The research paper titled Plant disease suppression by a plant-symbiotic endophytic fungus (Epichloë festucae) depends on its ability to produce an antifungal compound has identified a gene responsible for an endophyte’s plant host disease resistance-enhancing ability.
“Endophytes are either bacteria or fungi, which spend the whole or part of their life cycle inside a healthy host plant. Unlike pathogens, they don’t cause apparent symptoms of disease; some of them can even protect its host from diseases,” explained Dr. Jennifer T. Niones, lead researcher.
The paper described an endophytic fungal isolate, which protects its host (grass) from disease infection through the production of an anti-fungal compound.

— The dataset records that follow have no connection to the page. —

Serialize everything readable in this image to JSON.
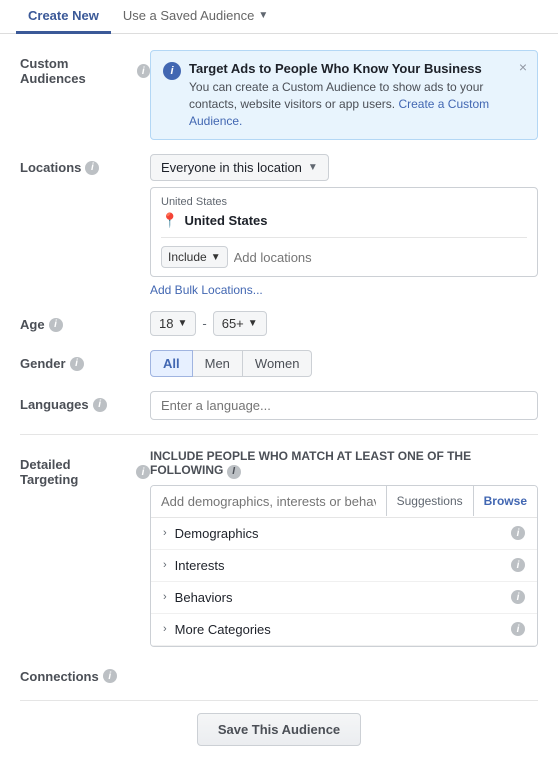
{
  "tabs": {
    "create_new": "Create New",
    "use_saved": "Use a Saved Audience"
  },
  "custom_audiences": {
    "label": "Custom Audiences",
    "info_box": {
      "title": "Target Ads to People Who Know Your Business",
      "body": "You can create a Custom Audience to show ads to your contacts, website visitors or app users.",
      "link_text": "Create a Custom Audience."
    }
  },
  "locations": {
    "label": "Locations",
    "dropdown": "Everyone in this location",
    "country_header": "United States",
    "selected": "United States",
    "include_label": "Include",
    "add_placeholder": "Add locations",
    "add_bulk": "Add Bulk Locations..."
  },
  "age": {
    "label": "Age",
    "from": "18",
    "to": "65+"
  },
  "gender": {
    "label": "Gender",
    "options": [
      "All",
      "Men",
      "Women"
    ],
    "active": "All"
  },
  "languages": {
    "label": "Languages",
    "placeholder": "Enter a language..."
  },
  "detailed_targeting": {
    "label": "Detailed Targeting",
    "description": "INCLUDE people who match at least ONE of the following",
    "search_placeholder": "Add demographics, interests or behaviors",
    "suggestions_label": "Suggestions",
    "browse_label": "Browse",
    "categories": [
      {
        "name": "Demographics"
      },
      {
        "name": "Interests"
      },
      {
        "name": "Behaviors"
      },
      {
        "name": "More Categories"
      }
    ]
  },
  "connections": {
    "label": "Connections"
  },
  "save_button": "Save This Audience",
  "icons": {
    "info": "i",
    "close": "×",
    "arrow_down": "▼",
    "arrow_right": "›",
    "pin": "📍"
  }
}
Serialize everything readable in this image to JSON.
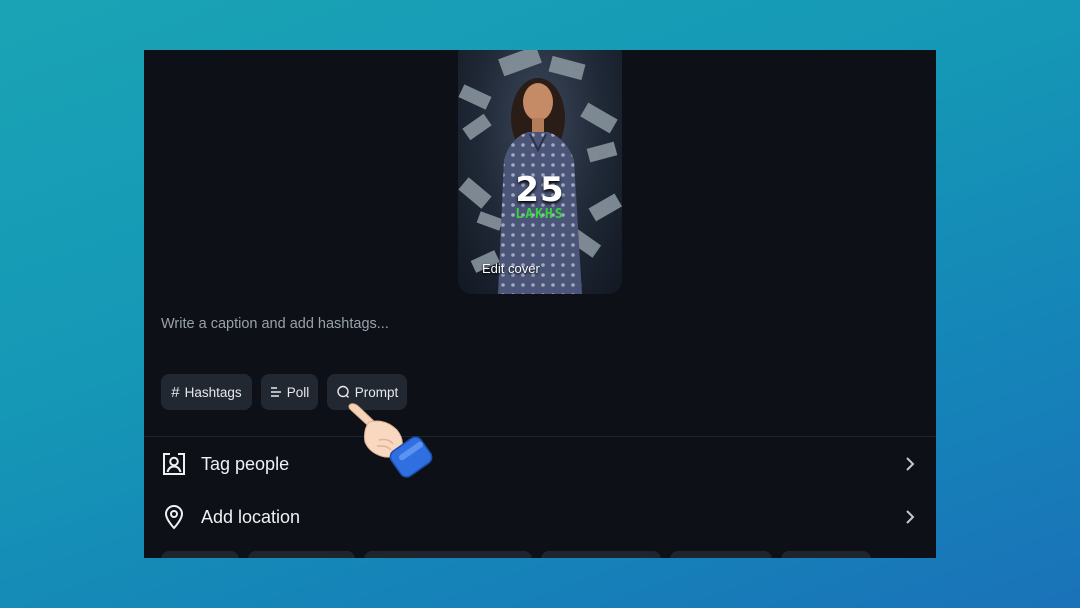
{
  "cover": {
    "headline": "25",
    "subline": "LAKHS",
    "edit_label": "Edit cover"
  },
  "caption": {
    "placeholder": "Write a caption and add hashtags..."
  },
  "chips": [
    {
      "label": "Hashtags",
      "icon": "hash-icon"
    },
    {
      "label": "Poll",
      "icon": "poll-icon"
    },
    {
      "label": "Prompt",
      "icon": "prompt-bubble-icon"
    }
  ],
  "options": [
    {
      "label": "Tag people",
      "icon": "tag-person-icon"
    },
    {
      "label": "Add location",
      "icon": "location-pin-icon"
    }
  ],
  "colors": {
    "page_bg": "#0d1117",
    "chip_bg": "#222831",
    "accent_green": "#36d63c",
    "backdrop": "#1598b6"
  },
  "overlay": {
    "pointer": "pointing-hand-icon"
  }
}
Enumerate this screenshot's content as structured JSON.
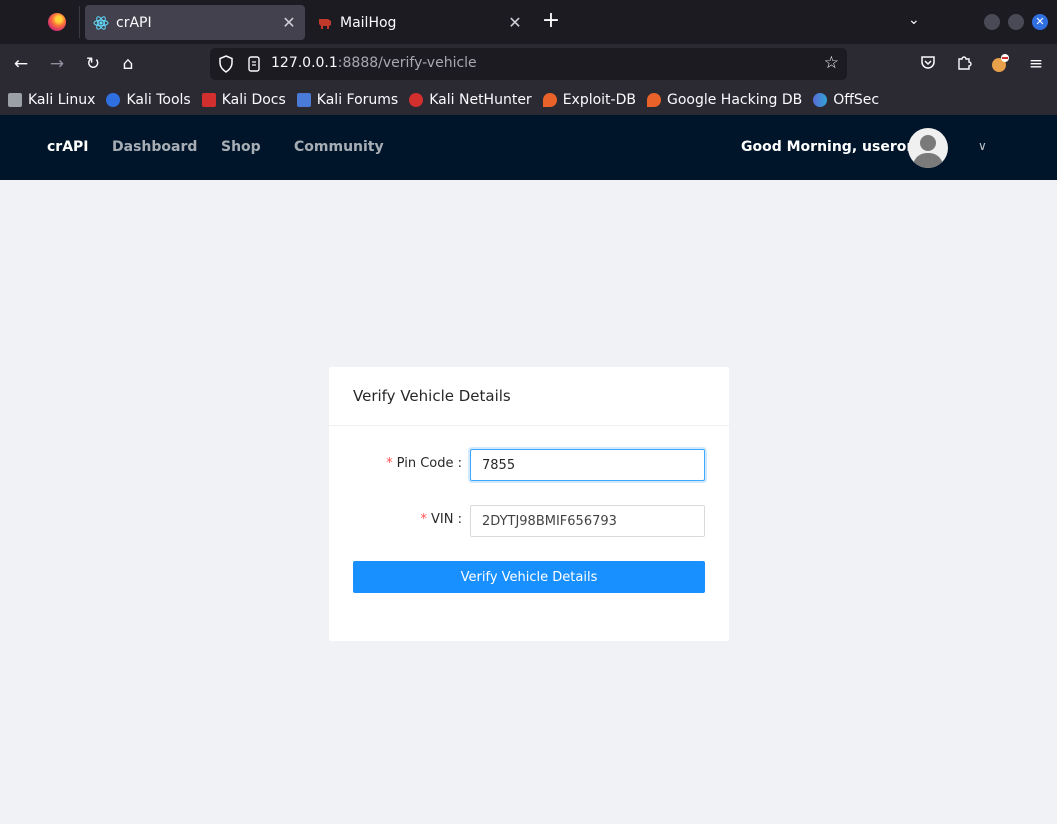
{
  "browser": {
    "tabs": [
      {
        "title": "crAPI",
        "close": "✕"
      },
      {
        "title": "MailHog",
        "close": "✕"
      }
    ],
    "new_tab": "+",
    "list_tabs": "⌄",
    "url_host": "127.0.0.1",
    "url_rest": ":8888/verify-vehicle",
    "bookmarks": [
      {
        "label": "Kali Linux",
        "color": "#9aa0a6"
      },
      {
        "label": "Kali Tools",
        "color": "#2f6fe0"
      },
      {
        "label": "Kali Docs",
        "color": "#d32f2f"
      },
      {
        "label": "Kali Forums",
        "color": "#4a7bd6"
      },
      {
        "label": "Kali NetHunter",
        "color": "#d32f2f"
      },
      {
        "label": "Exploit-DB",
        "color": "#e8622a"
      },
      {
        "label": "Google Hacking DB",
        "color": "#e8622a"
      },
      {
        "label": "OffSec",
        "color": "#5b6bd6"
      }
    ],
    "icons": {
      "back": "←",
      "forward": "→",
      "reload": "↻",
      "home": "⌂",
      "star": "☆",
      "pocket": "◡",
      "extensions": "⧉",
      "menu": "≡"
    }
  },
  "app": {
    "brand": "crAPI",
    "nav": [
      "Dashboard",
      "Shop",
      "Community"
    ],
    "greeting": "Good Morning, userone!",
    "caret": "∨",
    "colors": {
      "header_bg": "#001529",
      "primary": "#1890ff",
      "required": "#ff4d4f"
    }
  },
  "form": {
    "title": "Verify Vehicle Details",
    "pin_label": "Pin Code",
    "pin_value": "7855",
    "vin_label": "VIN",
    "vin_value": "2DYTJ98BMIF656793",
    "required_mark": "*",
    "submit": "Verify Vehicle Details"
  }
}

Niones identified vibA gene responsible for the host protective ability of the fungal endophyte.
“Without the vibA gene, we observed that the organism (endophyte) was unable to produce an anti-fungal compound, and, hence could not protect the plant (grass) from infecting pathogens,” explained Niones.
She also observed that the overexpression of the vibA gene enhanced the effectiveness of the inhibitory compound produced by the endophyte.
Niones said the study opens doors for various biocontrol approaches. As it stands, it is no longer limited to the direct application or use of the organism in crop production to manage pests. Through biotechnology, one can directly work on the gene responsible for the biocontrol agent’s bioprotective activity.
“The inhibitory compound regulated by vibA gene is also effective in inhibiting the growth of some rice pathogens such as Rhizoctonia solani from sheath blight and Magnaporthe grisea from blast disease,” Niones said.
With these, Niones plans to study fungal endophytes from rice in 2016.
“The plan is to find endophytes that can induce disease resistance in rice,” Niones said.
Studies by the International Rice Research Institute (IRRI) noted that on average farmers lose 37% of their rice yield to pests and diseases.
This research forms part of Niones’ dissertation at the Nagoya University in Japan where she finished her PhD in Bioagriculture Science in 2014.